My first major goal for the day was Parish’s Grove in Benton County. It was a place where toward the end of the Black Hawk war a militia company had been dismissed. I got more interested when I learned from Wikipedia that the Kickapoo leader Perish (Pierre) Moran had been buried here, and that it had been a place with a large variety of trees. Out on the prairie that would have been significant.
I was riding west on CR-500N, and when I came to Morehouse Road, a crooked one that doesn’t follow the rectangular grid, I decided to turn north. Those are often the more interesting roads, and who knows, this one followed one of the early trails.
This is the first intersection north of 500N.
It was a mistake to head north, though. I had only county maps with me, and not a regional map that showed how all the places related to each other. So I got a little mixed up. I thought I needed to be further to the north. It would have been better for me to head straight west.

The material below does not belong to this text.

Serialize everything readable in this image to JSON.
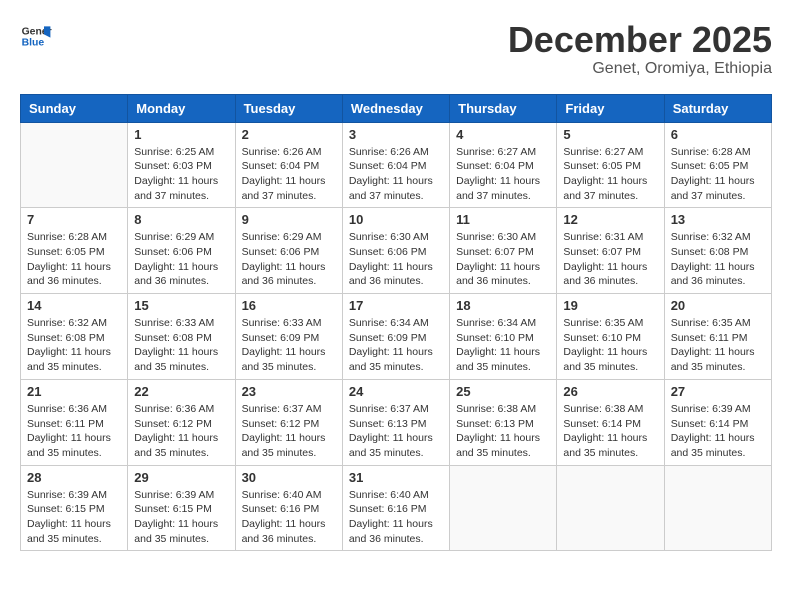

I did several miles on gravel. My detour took me to the most uninteresting terrain on the whole day’s ride. There were level fields of corn and soybeans, nicely mowed ditches, and the sparcely located farmsteads didn’t have much of the worked-in look that some of the more interesting farmsteads have. But here there was a field of wildflowers alongside the road, so it was worth a stop.
But from the point of this photo on, the country was not particularly interesting. In fact, I was starting to wonder just what it was I liked about riding in this part of the world. It wasn’t until a few miles after my long, inadvertent detour was over that I remembered.